Durable Goods Orders Fall for First Time Since February
New orders for manufactured durable goods fell for the first time in February, coming in at $285.93B in July. This is a 5.2% decrease from the previous month and is worse than the expected 4.0% decline. The series is up 3.8% year-over-year (YoY). If we exclude transportation, "core" durable goods were up 0.5% from the previous month and up 1.1% from one year ago.
New orders for manufactured durable goods in July, down following four consecutive monthly increases, decreased $15.5 billion or 5.2 percent to $285.9 billion, the U.S. Census Bureau announced today. This followed a 4.4 percent June increase. Excluding transportation, new orders increased 0.5 percent. Excluding defense, new orders decreased 5.4 percent. Transportation equipment, also down following four consecutive monthly increases, drove the decrease, $16.4 billion or 14.3 percent to $98.7 billion.
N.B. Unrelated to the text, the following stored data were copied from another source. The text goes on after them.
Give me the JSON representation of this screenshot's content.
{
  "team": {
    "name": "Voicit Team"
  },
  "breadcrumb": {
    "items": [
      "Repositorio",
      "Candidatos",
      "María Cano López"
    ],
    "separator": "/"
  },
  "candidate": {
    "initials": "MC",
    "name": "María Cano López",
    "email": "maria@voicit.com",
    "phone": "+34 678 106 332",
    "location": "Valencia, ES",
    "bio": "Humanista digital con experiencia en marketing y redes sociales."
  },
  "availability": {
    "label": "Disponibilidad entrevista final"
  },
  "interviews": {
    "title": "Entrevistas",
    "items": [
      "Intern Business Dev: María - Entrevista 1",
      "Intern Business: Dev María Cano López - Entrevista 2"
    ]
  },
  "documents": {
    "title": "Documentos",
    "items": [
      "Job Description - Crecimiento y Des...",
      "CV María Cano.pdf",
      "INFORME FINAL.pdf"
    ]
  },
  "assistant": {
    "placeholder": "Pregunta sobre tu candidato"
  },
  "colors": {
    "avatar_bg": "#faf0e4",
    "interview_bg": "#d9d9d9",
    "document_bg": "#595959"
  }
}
Durable goods refers to tangible products that can be stored or inventoried and that have an average life of at least three years. Durable goods are typically expensive and therefore tend to be purchased when there is confidence in the economy. New orders for durable goods are a leading indicator, meaning when purchases increase it typically hints at an improvement to the economy. On the flip side, when the new orders trend down it is indicating a lack of confidence in the economy.